SAUDI-IRAN TALKS OFFER HOPE OF RECONCILIATION

SAUDI-IRAN TALKS OFFER HOPE OF RECONCILIATION

The Financial Times has revealed that Iraq’s leadership is at the centre of talks between Saudi Arabia and Iran; apparently intended to defuse longstanding regional rivalry and shift the geopolitical dynamics of the region.  The talks are being orchestrated by Iraq’s Prime Minister Mustafa al-Kadhimi.  The first meeting is reported to have taken place on 9 April. 

The Saudi delegation was led by intelligence chief General Khaled bin Ali al-Humaida and the Iranian delegation was headed by national security council secretary General Ali Shamkhani. It is obvious that any reduction of tension between Iran and Saudi Arabia would be a boon for Iraq, let alone a full reconciliation for the region.  Moreover, it seems likely that any improvement in relations between Riyadh and Tehran would benefit the rest of the Gulf states which have traditionally traded with Iran but have also limited political connections and economic activities due to international sanctions placed on Iran. 

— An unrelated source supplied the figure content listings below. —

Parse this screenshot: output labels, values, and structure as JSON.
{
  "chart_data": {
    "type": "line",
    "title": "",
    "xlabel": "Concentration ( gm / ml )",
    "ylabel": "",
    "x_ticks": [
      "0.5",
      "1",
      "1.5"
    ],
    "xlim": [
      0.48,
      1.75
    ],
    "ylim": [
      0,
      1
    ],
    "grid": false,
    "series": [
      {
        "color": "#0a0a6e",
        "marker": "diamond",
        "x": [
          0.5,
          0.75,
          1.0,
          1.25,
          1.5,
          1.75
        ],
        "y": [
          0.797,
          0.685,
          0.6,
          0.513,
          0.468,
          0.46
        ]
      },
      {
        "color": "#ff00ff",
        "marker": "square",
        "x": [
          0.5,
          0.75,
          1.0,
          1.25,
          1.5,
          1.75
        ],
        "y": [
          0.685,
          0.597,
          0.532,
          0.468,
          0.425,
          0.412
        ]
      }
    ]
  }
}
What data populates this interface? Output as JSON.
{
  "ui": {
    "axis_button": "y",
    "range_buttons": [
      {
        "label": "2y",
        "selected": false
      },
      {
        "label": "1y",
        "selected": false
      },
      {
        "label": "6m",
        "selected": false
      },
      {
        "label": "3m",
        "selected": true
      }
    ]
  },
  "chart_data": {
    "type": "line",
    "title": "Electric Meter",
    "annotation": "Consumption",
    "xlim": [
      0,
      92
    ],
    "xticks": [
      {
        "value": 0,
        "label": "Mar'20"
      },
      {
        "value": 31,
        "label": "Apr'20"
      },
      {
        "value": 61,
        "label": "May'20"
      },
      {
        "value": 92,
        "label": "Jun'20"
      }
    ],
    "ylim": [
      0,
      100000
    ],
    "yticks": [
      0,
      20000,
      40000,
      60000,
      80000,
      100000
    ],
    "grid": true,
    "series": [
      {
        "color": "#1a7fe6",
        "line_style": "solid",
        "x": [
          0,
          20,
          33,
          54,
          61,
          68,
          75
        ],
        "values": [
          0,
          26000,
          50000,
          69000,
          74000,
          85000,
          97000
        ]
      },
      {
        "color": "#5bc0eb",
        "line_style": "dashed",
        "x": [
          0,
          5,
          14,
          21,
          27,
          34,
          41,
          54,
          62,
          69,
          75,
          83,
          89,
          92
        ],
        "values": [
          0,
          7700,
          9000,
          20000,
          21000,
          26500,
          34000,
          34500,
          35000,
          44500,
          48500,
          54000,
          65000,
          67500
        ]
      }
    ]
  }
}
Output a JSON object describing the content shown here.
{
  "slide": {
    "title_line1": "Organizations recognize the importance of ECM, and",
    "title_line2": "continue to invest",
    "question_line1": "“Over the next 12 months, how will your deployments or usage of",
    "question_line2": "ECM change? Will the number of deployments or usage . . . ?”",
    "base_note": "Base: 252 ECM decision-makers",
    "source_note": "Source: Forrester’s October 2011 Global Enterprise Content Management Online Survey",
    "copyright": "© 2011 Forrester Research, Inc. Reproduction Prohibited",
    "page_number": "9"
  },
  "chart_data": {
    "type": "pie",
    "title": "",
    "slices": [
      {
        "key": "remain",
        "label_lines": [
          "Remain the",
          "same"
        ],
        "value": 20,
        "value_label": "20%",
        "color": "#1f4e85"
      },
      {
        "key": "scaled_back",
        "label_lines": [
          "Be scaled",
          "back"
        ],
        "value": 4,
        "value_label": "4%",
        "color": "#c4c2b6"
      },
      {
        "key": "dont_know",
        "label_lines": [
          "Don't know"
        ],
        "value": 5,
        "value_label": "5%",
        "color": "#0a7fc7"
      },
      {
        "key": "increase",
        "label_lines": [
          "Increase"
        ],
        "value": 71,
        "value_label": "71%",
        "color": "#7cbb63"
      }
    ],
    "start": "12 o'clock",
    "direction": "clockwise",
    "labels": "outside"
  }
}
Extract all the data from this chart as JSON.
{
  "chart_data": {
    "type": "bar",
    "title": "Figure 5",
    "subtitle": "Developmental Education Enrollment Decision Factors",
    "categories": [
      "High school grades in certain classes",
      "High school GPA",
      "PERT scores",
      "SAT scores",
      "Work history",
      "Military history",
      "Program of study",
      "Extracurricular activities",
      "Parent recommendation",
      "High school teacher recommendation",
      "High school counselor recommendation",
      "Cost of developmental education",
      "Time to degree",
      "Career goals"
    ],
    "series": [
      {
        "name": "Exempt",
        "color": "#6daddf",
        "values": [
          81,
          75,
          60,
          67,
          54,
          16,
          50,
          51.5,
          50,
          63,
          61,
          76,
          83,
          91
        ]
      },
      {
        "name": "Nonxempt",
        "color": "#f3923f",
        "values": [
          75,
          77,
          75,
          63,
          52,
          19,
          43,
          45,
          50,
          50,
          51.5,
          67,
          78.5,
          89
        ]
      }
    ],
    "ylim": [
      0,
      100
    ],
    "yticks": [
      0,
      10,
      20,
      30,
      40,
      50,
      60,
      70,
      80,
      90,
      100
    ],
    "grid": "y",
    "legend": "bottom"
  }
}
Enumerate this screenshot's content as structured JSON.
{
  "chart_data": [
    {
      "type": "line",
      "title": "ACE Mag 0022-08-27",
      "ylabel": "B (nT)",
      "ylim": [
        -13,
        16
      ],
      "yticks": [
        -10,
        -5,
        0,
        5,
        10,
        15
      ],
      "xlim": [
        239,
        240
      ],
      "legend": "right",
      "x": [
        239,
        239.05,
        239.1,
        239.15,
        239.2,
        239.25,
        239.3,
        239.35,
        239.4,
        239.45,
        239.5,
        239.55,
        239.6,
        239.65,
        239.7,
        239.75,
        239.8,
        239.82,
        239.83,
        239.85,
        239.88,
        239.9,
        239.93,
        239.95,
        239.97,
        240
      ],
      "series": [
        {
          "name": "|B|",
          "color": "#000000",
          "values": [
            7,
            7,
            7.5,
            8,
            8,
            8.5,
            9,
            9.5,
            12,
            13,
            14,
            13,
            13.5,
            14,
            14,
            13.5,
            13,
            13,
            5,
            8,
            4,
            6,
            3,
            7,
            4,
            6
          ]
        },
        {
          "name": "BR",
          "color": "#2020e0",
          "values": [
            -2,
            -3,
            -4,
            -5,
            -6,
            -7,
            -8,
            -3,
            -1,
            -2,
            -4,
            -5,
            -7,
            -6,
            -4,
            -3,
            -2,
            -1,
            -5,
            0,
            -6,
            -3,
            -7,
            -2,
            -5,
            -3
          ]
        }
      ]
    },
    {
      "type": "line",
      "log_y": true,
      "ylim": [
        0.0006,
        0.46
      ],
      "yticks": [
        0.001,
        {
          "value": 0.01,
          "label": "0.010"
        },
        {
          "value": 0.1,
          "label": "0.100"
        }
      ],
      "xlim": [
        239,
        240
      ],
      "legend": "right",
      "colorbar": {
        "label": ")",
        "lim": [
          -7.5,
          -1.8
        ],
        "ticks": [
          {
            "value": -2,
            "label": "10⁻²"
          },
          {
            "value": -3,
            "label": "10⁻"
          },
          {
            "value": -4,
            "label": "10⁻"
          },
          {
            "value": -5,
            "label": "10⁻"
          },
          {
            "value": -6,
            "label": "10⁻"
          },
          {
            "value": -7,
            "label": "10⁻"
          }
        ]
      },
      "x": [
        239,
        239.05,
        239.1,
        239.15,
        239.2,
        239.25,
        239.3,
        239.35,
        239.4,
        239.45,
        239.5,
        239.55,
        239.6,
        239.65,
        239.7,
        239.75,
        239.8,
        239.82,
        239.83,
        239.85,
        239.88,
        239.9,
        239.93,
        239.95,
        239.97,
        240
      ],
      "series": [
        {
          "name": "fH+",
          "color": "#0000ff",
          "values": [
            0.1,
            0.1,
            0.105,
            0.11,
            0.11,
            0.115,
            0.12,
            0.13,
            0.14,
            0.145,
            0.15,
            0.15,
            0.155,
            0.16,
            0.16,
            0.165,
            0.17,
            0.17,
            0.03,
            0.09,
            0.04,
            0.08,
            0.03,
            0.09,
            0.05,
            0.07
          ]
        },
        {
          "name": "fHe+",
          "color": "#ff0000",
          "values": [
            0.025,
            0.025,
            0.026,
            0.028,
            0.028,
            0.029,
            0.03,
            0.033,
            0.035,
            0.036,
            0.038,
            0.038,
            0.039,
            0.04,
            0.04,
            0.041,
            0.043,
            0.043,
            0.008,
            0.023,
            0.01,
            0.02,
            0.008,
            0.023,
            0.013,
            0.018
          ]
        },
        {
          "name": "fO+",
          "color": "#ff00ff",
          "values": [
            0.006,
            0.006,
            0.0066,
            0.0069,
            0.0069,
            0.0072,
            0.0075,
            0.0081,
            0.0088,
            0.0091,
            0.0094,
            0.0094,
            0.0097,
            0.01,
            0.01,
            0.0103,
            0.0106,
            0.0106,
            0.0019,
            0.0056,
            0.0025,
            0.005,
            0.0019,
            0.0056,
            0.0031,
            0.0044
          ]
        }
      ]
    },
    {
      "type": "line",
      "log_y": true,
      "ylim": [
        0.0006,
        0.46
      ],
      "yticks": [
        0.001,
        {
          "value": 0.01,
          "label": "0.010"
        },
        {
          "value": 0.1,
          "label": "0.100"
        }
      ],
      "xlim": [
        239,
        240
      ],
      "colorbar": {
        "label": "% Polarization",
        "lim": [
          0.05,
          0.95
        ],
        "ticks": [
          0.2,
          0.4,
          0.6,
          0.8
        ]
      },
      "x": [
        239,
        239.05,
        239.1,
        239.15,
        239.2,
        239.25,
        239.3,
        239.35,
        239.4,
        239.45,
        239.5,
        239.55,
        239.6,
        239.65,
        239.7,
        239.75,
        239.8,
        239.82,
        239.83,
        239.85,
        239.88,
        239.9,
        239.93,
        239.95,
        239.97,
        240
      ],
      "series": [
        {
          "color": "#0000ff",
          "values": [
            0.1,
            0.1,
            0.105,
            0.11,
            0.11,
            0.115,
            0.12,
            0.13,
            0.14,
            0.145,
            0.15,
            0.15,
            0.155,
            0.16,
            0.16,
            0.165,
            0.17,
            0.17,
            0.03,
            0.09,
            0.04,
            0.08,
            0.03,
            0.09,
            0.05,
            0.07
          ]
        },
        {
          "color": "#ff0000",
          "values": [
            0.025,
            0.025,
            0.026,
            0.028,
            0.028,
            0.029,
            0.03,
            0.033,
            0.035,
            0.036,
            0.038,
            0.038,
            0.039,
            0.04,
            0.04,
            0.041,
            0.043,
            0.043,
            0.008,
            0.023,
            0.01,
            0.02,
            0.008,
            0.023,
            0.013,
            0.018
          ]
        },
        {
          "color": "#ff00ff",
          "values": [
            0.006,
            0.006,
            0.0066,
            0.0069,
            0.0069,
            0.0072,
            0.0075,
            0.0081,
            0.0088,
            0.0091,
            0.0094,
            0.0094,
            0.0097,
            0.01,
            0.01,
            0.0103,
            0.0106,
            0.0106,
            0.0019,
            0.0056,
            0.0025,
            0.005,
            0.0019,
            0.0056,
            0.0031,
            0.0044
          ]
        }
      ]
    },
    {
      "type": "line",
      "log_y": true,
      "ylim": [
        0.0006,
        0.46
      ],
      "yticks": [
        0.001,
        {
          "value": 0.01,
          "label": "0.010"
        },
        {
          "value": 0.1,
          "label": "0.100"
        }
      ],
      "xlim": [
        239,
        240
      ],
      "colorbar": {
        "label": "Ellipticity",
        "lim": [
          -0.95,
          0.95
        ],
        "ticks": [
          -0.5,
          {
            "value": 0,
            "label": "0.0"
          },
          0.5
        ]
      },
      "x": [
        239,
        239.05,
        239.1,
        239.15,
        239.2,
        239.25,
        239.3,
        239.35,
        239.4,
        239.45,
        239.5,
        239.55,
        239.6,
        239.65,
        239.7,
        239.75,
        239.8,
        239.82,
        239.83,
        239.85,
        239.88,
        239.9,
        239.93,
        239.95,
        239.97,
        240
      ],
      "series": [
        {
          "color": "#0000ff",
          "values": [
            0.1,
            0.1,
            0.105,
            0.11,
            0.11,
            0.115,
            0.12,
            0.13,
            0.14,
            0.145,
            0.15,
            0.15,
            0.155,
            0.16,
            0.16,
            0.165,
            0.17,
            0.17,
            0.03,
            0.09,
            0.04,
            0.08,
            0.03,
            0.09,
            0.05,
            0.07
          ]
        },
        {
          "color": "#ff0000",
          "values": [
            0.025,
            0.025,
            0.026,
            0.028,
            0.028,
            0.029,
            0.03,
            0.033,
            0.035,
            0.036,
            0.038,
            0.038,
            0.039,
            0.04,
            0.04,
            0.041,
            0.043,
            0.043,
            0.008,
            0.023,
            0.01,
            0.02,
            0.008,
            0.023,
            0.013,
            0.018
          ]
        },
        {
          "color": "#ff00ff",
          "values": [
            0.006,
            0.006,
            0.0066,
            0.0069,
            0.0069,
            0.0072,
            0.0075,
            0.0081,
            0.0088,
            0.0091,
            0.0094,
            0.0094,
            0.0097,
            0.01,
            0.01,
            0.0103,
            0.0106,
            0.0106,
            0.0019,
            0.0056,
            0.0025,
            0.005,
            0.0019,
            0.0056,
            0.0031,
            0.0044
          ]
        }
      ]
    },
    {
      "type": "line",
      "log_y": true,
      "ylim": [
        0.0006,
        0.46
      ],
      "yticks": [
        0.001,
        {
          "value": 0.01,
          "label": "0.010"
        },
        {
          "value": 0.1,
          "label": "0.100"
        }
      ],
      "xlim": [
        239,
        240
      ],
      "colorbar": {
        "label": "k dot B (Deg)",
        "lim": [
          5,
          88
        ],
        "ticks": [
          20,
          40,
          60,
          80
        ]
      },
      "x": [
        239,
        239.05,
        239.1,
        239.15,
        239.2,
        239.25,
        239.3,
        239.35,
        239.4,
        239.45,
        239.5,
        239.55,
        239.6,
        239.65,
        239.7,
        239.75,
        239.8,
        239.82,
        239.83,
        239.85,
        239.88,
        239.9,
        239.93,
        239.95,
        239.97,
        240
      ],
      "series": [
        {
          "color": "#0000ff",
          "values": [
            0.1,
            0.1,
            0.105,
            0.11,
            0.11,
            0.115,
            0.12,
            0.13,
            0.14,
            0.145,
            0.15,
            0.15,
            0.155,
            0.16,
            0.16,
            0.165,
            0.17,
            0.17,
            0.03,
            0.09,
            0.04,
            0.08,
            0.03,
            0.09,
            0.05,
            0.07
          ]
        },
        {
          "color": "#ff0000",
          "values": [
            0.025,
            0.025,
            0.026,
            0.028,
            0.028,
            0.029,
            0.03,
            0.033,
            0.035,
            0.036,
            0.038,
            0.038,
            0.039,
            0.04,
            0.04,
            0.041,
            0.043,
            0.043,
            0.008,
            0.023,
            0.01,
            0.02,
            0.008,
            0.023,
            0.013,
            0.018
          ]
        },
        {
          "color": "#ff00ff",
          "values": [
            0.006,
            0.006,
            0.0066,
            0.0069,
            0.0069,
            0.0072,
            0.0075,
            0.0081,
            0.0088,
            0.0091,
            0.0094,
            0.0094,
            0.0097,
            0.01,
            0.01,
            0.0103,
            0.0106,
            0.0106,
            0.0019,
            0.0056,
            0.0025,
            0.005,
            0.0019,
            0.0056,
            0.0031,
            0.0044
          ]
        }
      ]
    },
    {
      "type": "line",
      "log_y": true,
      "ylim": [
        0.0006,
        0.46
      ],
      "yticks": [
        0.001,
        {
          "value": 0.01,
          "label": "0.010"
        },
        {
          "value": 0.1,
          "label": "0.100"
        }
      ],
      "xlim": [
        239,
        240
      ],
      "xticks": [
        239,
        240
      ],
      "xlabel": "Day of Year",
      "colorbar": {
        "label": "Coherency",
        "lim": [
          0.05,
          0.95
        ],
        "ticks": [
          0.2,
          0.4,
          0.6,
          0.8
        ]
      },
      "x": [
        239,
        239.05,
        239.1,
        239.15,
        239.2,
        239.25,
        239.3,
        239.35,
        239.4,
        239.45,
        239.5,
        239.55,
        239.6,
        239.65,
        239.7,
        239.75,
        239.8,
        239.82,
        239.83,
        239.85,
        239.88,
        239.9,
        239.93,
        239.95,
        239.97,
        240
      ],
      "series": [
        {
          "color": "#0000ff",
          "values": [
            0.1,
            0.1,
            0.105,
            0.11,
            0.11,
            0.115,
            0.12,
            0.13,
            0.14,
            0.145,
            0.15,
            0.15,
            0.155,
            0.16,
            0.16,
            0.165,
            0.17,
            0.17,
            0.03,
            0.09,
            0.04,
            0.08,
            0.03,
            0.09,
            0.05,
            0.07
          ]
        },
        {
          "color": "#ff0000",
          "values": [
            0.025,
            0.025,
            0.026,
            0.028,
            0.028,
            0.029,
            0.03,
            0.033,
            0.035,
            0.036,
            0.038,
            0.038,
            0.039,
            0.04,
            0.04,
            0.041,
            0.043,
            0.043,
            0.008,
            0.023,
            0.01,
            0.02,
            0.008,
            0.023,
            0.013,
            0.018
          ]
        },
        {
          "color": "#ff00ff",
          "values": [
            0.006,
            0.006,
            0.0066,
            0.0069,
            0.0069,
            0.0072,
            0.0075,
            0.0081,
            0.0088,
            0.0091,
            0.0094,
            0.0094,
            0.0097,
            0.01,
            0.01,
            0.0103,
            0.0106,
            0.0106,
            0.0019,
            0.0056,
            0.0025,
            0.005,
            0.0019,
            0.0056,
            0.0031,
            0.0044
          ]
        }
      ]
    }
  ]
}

It also seems that an improvement in relations between Saudi Arabia and Iran would help Europe, not only by improving the chances of restoring the JCPOA and therefore reducing the very unwelcome threat of a nuclear-armed Iran close to NATO’s southern flank, but also because it would be likely to give real impetus to renewed trade between Europe and the rest of the MENA region.

If any kind of bilateral rapprochement emerges from these recent talks, it seems that it will be a most welcome development. Measures that bring future stability to the region are welcomed for improving security as well as prosperity for the Gulf, Iran, and the wider world. The Middle East has become a byword for regional turbulence and conflict.  At the same time, the Gulf states have emerged both as welcome centres of stability and as emerging economic powerhouses eager to play a full part in the emerging opportunities offered by the 4th Industrial Revolution. Efforts by the regional opponents to build more constructive relations are to be supported.